The second film in my fourth and final match-up in the first round of the 80s US Bracket almost gets to the heart of a very interesting subculture!
Directed By: Henry Chalfant & Tony Silver
I’ll get this out of the way right now, there were still a few moments in Style Wars that irked me in the way that only moments from a documentary can irk me. For example, there is a collection of scenes where the filmmakers are following a group of young graffiti artists as they explore hidden or barely used parts of the subway system. Yet, as this supposedly real journey is taking place the kids round corners to cameras already set in high places to capture their completely disingenuous reactions. That is when I really hate documentaries, with a passion, when they attempt to present something fake as real, and have no qualms about doing this. But, you already know my documentary hang-ups, so I won’t bore you with them any longer.

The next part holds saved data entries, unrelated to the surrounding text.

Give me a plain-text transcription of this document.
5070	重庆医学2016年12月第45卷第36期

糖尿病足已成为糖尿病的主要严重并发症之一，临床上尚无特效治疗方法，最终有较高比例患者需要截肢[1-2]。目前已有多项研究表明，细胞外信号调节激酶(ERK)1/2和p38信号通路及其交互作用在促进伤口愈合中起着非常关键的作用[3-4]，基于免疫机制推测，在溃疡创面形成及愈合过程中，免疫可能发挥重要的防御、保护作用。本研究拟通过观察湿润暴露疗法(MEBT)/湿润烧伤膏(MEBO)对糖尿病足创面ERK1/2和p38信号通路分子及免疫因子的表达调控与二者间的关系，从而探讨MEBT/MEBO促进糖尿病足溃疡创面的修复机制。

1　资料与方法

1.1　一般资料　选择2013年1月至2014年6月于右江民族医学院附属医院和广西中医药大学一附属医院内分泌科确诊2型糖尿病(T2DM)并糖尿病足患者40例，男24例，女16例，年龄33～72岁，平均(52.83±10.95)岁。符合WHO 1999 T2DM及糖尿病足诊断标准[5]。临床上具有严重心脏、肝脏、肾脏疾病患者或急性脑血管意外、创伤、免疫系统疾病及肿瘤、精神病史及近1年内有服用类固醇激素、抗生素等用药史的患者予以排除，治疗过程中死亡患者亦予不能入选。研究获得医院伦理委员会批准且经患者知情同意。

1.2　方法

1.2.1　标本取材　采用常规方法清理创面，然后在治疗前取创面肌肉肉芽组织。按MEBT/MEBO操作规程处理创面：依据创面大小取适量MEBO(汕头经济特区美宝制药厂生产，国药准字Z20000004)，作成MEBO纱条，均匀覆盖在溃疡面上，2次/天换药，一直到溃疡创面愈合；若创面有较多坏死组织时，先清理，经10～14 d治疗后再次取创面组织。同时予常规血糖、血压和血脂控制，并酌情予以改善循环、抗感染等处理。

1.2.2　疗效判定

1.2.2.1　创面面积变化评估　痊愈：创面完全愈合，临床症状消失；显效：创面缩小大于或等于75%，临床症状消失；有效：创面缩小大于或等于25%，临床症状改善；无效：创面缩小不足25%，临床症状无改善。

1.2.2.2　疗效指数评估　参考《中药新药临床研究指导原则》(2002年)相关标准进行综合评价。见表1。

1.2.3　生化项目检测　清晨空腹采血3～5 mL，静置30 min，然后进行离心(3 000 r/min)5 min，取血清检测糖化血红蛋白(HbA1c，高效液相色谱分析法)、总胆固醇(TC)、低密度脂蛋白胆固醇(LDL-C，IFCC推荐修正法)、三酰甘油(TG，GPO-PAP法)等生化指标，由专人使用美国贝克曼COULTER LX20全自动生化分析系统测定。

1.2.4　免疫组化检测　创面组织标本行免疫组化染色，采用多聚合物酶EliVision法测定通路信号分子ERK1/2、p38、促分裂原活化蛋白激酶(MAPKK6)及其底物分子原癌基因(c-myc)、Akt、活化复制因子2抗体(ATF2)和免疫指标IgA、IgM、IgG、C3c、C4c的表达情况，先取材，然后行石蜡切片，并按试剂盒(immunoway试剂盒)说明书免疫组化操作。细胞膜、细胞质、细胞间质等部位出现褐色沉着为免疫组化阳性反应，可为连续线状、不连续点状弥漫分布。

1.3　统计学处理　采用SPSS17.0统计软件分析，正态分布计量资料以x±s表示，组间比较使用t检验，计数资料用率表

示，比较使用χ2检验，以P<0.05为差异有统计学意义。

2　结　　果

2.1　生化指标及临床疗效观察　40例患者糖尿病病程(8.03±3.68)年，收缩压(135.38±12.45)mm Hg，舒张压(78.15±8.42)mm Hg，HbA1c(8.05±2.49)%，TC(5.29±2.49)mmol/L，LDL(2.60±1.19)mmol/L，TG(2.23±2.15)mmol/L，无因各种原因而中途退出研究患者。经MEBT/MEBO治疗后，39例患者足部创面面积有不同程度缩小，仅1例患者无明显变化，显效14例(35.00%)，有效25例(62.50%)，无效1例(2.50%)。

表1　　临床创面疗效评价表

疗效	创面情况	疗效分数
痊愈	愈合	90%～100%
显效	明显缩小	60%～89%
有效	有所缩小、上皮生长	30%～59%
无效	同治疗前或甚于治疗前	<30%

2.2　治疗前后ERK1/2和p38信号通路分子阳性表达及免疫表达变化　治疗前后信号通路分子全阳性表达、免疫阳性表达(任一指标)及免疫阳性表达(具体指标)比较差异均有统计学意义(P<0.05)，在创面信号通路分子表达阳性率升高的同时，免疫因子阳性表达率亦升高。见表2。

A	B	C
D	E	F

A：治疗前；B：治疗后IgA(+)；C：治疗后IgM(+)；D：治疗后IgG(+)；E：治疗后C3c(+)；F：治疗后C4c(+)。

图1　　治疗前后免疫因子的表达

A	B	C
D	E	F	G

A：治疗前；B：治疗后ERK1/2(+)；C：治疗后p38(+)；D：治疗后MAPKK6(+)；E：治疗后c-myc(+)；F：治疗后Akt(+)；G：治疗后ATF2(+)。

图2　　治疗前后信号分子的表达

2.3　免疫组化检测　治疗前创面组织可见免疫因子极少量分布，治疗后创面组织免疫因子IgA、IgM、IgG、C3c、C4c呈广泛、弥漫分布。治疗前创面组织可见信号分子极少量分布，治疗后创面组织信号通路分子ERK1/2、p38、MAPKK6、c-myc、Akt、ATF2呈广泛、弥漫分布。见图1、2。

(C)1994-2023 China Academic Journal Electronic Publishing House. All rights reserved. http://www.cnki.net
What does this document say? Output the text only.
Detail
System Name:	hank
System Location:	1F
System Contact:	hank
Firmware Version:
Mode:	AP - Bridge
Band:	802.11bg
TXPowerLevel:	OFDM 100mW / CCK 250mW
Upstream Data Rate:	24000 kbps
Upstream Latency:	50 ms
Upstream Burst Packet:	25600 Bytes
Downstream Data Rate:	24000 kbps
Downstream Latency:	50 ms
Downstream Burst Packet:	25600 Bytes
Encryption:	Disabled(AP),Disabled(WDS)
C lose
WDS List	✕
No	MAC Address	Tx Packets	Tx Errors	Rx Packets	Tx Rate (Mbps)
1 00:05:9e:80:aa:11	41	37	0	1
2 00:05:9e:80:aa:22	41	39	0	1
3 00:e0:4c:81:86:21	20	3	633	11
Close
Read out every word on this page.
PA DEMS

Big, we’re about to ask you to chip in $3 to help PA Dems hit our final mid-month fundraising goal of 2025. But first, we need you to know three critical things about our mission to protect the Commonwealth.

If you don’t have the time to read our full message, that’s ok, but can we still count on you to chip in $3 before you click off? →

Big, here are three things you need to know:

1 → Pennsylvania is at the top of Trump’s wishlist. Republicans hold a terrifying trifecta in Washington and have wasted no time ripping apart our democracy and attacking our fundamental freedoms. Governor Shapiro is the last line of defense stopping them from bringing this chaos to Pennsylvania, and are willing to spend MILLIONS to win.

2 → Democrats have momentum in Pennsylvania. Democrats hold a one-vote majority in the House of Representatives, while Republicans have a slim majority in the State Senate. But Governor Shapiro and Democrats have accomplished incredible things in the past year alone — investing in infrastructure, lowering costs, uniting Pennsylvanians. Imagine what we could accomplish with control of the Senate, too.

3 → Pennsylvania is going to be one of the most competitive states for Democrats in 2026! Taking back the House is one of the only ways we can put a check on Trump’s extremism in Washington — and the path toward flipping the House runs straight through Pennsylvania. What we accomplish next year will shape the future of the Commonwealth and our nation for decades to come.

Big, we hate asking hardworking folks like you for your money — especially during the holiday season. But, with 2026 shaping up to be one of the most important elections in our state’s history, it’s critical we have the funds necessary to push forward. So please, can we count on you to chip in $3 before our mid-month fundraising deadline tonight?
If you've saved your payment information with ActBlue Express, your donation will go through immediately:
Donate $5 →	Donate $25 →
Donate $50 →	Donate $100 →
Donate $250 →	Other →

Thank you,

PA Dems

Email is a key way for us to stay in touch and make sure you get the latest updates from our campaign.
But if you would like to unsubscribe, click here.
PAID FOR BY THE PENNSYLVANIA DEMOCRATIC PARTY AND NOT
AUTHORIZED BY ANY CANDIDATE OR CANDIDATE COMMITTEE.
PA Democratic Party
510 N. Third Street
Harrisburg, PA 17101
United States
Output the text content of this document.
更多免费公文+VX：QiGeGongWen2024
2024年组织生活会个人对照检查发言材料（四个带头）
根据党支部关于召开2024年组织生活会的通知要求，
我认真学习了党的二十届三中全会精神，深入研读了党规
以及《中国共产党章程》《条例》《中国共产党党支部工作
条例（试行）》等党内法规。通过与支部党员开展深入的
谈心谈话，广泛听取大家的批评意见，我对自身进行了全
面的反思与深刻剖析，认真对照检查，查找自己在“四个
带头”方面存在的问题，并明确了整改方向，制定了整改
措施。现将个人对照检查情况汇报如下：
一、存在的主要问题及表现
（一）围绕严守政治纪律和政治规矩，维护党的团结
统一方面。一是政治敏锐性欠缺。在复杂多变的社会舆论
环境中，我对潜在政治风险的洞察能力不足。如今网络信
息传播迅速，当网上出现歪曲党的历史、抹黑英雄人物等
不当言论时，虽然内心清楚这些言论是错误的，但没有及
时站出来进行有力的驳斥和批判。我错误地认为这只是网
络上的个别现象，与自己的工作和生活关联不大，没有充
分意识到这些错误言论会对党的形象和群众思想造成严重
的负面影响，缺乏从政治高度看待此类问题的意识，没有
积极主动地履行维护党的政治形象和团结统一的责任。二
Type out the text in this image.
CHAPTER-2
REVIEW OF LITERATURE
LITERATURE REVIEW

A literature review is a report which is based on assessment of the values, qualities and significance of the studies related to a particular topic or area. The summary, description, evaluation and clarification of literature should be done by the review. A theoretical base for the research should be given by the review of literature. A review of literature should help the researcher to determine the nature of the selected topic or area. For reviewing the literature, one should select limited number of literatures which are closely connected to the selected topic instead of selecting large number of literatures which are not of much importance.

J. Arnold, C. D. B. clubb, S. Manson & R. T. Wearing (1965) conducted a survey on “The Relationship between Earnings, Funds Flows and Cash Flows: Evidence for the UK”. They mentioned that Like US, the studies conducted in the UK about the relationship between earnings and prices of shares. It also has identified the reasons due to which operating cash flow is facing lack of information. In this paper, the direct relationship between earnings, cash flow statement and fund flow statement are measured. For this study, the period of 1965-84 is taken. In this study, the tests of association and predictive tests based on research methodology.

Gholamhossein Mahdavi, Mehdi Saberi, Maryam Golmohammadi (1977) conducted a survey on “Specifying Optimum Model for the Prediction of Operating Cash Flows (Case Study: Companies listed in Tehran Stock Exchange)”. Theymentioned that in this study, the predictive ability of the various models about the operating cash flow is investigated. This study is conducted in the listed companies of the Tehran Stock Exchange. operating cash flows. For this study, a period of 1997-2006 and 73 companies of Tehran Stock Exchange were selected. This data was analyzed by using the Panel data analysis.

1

Style Wars tackles the interesting topic of graffiti art in the late 1970’s-early 1980’s New York social scene. It also attempts to get at break dancing a smidgen of hip hop from the same time period. This is easily the films biggest problem, or I should say, it plays into the films biggest problem. Before I go any further let me get something else out of the way real quick, I was deeply fascinated by most of Style Wars. The subject of graffiti artists, their craft, how they view their craft, how they go about implementing their craft and whether it should be viewed as a craft in any way is very interesting to me. I found Style Wars to be the most interesting documentary I have ever seen for the most part, but I do feel it bit off more than it could chew, yeah, I just dropped a well used phrase on you, deal with it.
With a run time of a little over an hour, Style Wars is never really able to get into any of the issues it wants to explore. It attempts to get into the ideas of graffiti artists, their regular lives, how they view their art, why they do what they do, how they do it, the battles that can take place between them, the people who hate graffiti art, how the city deals with their work, and even has a couple of segments devoted to break dancing and every once in a while makes a grab at including the burgeoning hip hop/rap scene in the mix. That sounds like a lot doesn’t it, well that’s because it is a lot. It’s too much in fact, and every time Style Wars was getting into territory I wanted to delve deeper into they would cut away. Style Wars leaves far too much unexplored, in its desire to present as much as it could about the late 1970’s-early 1980’s underground subculture it actually shortchanges its subject matter.
I was captivated by Style Wars, I did very much look forward to each coming moment in the film. Those who know me know that this is usually not the case when I am watching a documentary, but the subject matter of Style Wars interested me and the way it was presented was interesting. I wanted to know more though, less so about the very dated break dancing, but definitely more about the still alive “art” of graffiti. I think Style Wars would have worked a lot better as four full fledged documentaries. One each about the topics of graffiti art, break dancing and hip-hop and then a final smaller documentary to tie in how all three work off of one another and influence the underground culture of their place and time. As it is, Style Wars is an interesting watch, but a frustrating one because I know how much more interesting it would have been to fully explore its topics. Still, for anyone who is into the subculture of hip hop/rap and graffiti like I am Style Wars is definitely a must see. Style Wars is a frustrating must see, but a must see nonetheless, just make sure you see it before it gets washed away by the cleaning system that is society.